Ich kann die Erleichterung in mir nicht verbergen. Es geht nicht und sie scheint es ebenso zu bemerken. „Du wärest eine tolle Schwester Carly." Haucht sie wehmütig, wodurch meine Züge leichter werden. Und doch spüre ich das stechen in meinem Herzen. „Und wieso nimmst du mir dann diese Chance?" Erneut sind es bloß Fragen. Und statt endlich eine richtige Antwort zu bekommen, habe ich nur noch mehr Fragen, die darauf warten beantwortet zu werden.

„Es geht nicht." Wieder schüttelt sie ihren Kopf, ehe sie sich umdreht und aus der Küche gehen möchte.

„Wenn du es Dad Morgen nicht sagst, werde ich es tun."

Und erneut, ich hasse mich für diese Worte.
Aber ich hasse sie dafür, dass sie mich in diese Lage bringt. Auch wenn ich sogar daran schuld bin, dass ich es weiß. Ich musste es wissen. Und auch den Grund für die Abtreibung muss ich wissen.

„Ich lasse mich nicht von meiner Tochter erpressen." Sie würde mir am liebsten ganz andere Dinge entgegen werfen, doch sie belässt es dabei.

„Die Verzweiflung treibt uns zu schrecklichen Dingen."

Ich greife nach meiner Tasche, als ich an ihr vorbei stürme und in mein Zimmer gehe. Es ist mir zuviel. Zu viel von meiner Mutter, zuviel von Ian. Es sind mir zu viele Fragen, auf die ich einfach keine Antwort bekomme. Und wenn, dann stellen sich noch mehr Fragen auf, als das ich sie beantwortet habe. Und es ist ermüdend. Entkräftend.

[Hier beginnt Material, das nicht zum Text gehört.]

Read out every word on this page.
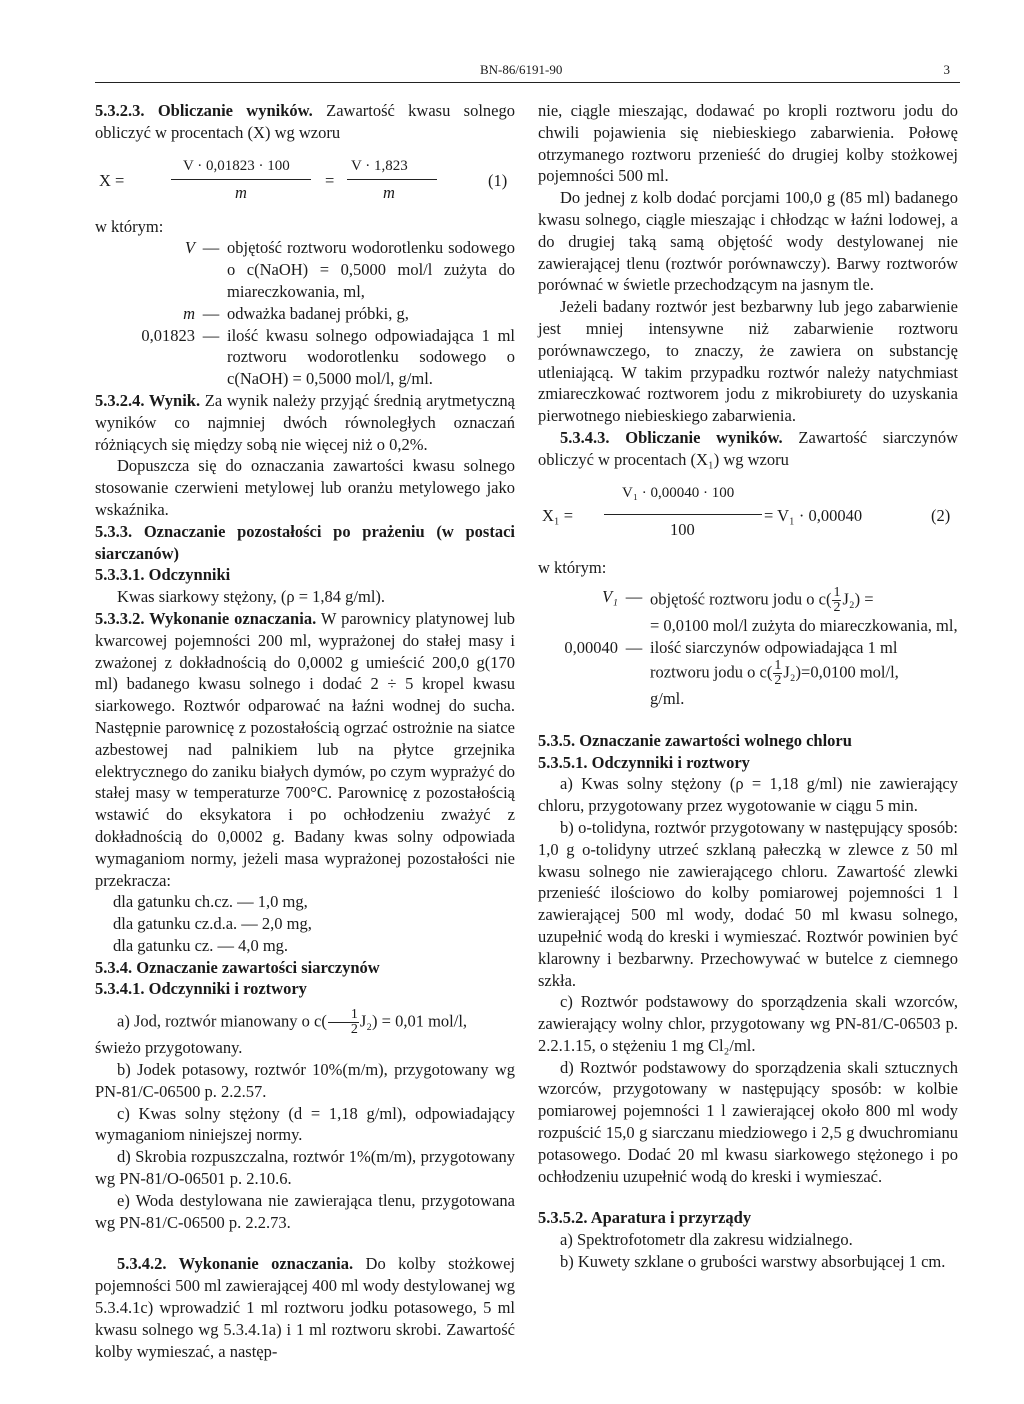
BN-86/6191-90	3

5.3.2.3. Obliczanie wyników. Zawartość kwasu solnego obliczyć w procentach (X) wg wzoru

X =
V · 0,01823 · 100
m
=
V · 1,823
m
(1)

w którym:

V — objętość roztworu wodorotlenku sodowego o c(NaOH) = 0,5000 mol/l zużyta do miareczkowania, ml,
m — odważka badanej próbki, g,
0,01823 — ilość kwasu solnego odpowiadająca 1 ml roztworu wodorotlenku sodowego o c(NaOH) = 0,5000 mol/l, g/ml.

5.3.2.4. Wynik. Za wynik należy przyjąć średnią arytmetyczną wyników co najmniej dwóch równoległych oznaczań różniących się między sobą nie więcej niż o 0,2%.

Dopuszcza się do oznaczania zawartości kwasu solnego stosowanie czerwieni metylowej lub oranżu metylowego jako wskaźnika.

5.3.3. Oznaczanie pozostałości po prażeniu (w postaci siarczanów)

5.3.3.1. Odczynniki

Kwas siarkowy stężony, (ρ = 1,84 g/ml).

5.3.3.2. Wykonanie oznaczania. W parownicy platynowej lub kwarcowej pojemności 200 ml, wyprażonej do stałej masy i zważonej z dokładnością do 0,0002 g umieścić 200,0 g(170 ml) badanego kwasu solnego i dodać 2 ÷ 5 kropel kwasu siarkowego. Roztwór odparować na łaźni wodnej do sucha. Następnie parownicę z pozostałością ogrzać ostrożnie na siatce azbestowej nad palnikiem lub na płytce grzejnika elektrycznego do zaniku białych dymów, po czym wyprażyć do stałej masy w temperaturze 700°C. Parownicę z pozostałością wstawić do eksykatora i po ochłodzeniu zważyć z dokładnością do 0,0002 g. Badany kwas solny odpowiada wymaganiom normy, jeżeli masa wyprażonej pozostałości nie przekracza:

dla gatunku ch.cz. — 1,0 mg,

dla gatunku cz.d.a. — 2,0 mg,

dla gatunku cz. — 4,0 mg.

5.3.4. Oznaczanie zawartości siarczynów

5.3.4.1. Odczynniki i roztwory

a) Jod, roztwór mianowany o $c( \frac{1}{2} J_2) = 0,01$ mol/l,

świeżo przygotowany.

b) Jodek potasowy, roztwór 10%(m/m), przygotowany wg PN-81/C-06500 p. 2.2.57.

c) Kwas solny stężony (d = 1,18 g/ml), odpowiadający wymaganiom niniejszej normy.

d) Skrobia rozpuszczalna, roztwór 1%(m/m), przygotowany wg PN-81/O-06501 p. 2.10.6.

e) Woda destylowana nie zawierająca tlenu, przygotowana wg PN-81/C-06500 p. 2.2.73.

5.3.4.2. Wykonanie oznaczania. Do kolby stożkowej pojemności 500 ml zawierającej 400 ml wody destylowanej wg 5.3.4.1c) wprowadzić 1 ml roztworu jodku potasowego, 5 ml kwasu solnego wg 5.3.4.1a) i 1 ml roztworu skrobi. Zawartość kolby wymieszać, a następ-

nie, ciągle mieszając, dodawać po kropli roztworu jodu do chwili pojawienia się niebieskiego zabarwienia. Połowę otrzymanego roztworu przenieść do drugiej kolby stożkowej pojemności 500 ml.

Do jednej z kolb dodać porcjami 100,0 g (85 ml) badanego kwasu solnego, ciągle mieszając i chłodząc w łaźni lodowej, a do drugiej taką samą objętość wody destylowanej nie zawierającej tlenu (roztwór porównawczy). Barwy roztworów porównać w świetle przechodzącym na jasnym tle.

Jeżeli badany roztwór jest bezbarwny lub jego zabarwienie jest mniej intensywne niż zabarwienie roztworu porównawczego, to znaczy, że zawiera on substancję utleniającą. W takim przypadku roztwór należy natychmiast zmiareczkować roztworem jodu z mikrobiurety do uzyskania pierwotnego niebieskiego zabarwienia.

5.3.4.3. Obliczanie wyników. Zawartość siarczynów obliczyć w procentach (X₁) wg wzoru

X₁ =
V₁ · 0,00040 · 100
100
= V₁ · 0,00040	(2)

w którym:

V₁ — objętość roztworu jodu o $c( \frac{1}{2} J_2)$ =
= 0,0100 mol/l zużyta do miareczkowania, ml,
0,00040 — ilość siarczynów odpowiadająca 1 ml
roztworu jodu o $c( \frac{1}{2} J_2)=0,0100$ mol/l,
g/ml.

5.3.5. Oznaczanie zawartości wolnego chloru

5.3.5.1. Odczynniki i roztwory

a) Kwas solny stężony (ρ = 1,18 g/ml) nie zawierający chloru, przygotowany przez wygotowanie w ciągu 5 min.

b) o-tolidyna, roztwór przygotowany w następujący sposób: 1,0 g o-tolidyny utrzeć szklaną pałeczką w zlewce z 50 ml kwasu solnego nie zawierającego chloru. Zawartość zlewki przenieść ilościowo do kolby pomiarowej pojemności 1 l zawierającej 500 ml wody, dodać 50 ml kwasu solnego, uzupełnić wodą do kreski i wymieszać. Roztwór powinien być klarowny i bezbarwny. Przechowywać w butelce z ciemnego szkła.

c) Roztwór podstawowy do sporządzenia skali wzorców, zawierający wolny chlor, przygotowany wg PN-81/C-06503 p. 2.2.1.15, o stężeniu 1 mg Cl₂/ml.

d) Roztwór podstawowy do sporządzenia skali sztucznych wzorców, przygotowany w następujący sposób: w kolbie pomiarowej pojemności 1 l zawierającej około 800 ml wody rozpuścić 15,0 g siarczanu miedziowego i 2,5 g dwuchromianu potasowego. Dodać 20 ml kwasu siarkowego stężonego i po ochłodzeniu uzupełnić wodą do kreski i wymieszać.

5.3.5.2. Aparatura i przyrządy

a) Spektrofotometr dla zakresu widzialnego.

b) Kuwety szklane o grubości warstwy absorbującej 1 cm.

Und ich wollte sie niemals erpressen, ich hätte selber nicht gedacht, dass diese Worte über meine Lippen gleiten. Mit soviel Zorn. Soviel Wut. Immer wieder denke ich an das Baby, dass aus unerklärlichen Gründen keine Chance zum Leben bekommt. Und ich denke an mich. Meine Eltern standen damals ebenfalls vor dieser Entscheidung. Sie standen damals ebenfalls vor der Abtreibung, als sie erfahren haben, dass Mom Schwanger war. Als ich ihr Leben durcheinander gebracht habe, als sie bereits mit siebzehn Eltern wurden. Aber sie standen es gemeinsam durch und ebenso haben sie sich gemeinsam gegen diese Abtreibung entschieden. Was hindert meine Mom also nun so daran, meinem Dad all das zu verschweigen. Ihn von all den Entscheidungen fernzuhalten.

Zweifelnd beiße ich mir auf meine Lippe, als ich weiter auf das weiße Holz starre. Als meine Finger bereits nun Blind die Maserungen nachfahren könnten, eben nur, weil ich hier verharre. Ich traue mich nicht zuklopfen und zeitgleich spüre ich den Spott in mir, weil ich es nicht tu. Ich habe nichts zu verlieren, dass sollte mir bewusst sein. Ich brauche einfach nur Gewissheit.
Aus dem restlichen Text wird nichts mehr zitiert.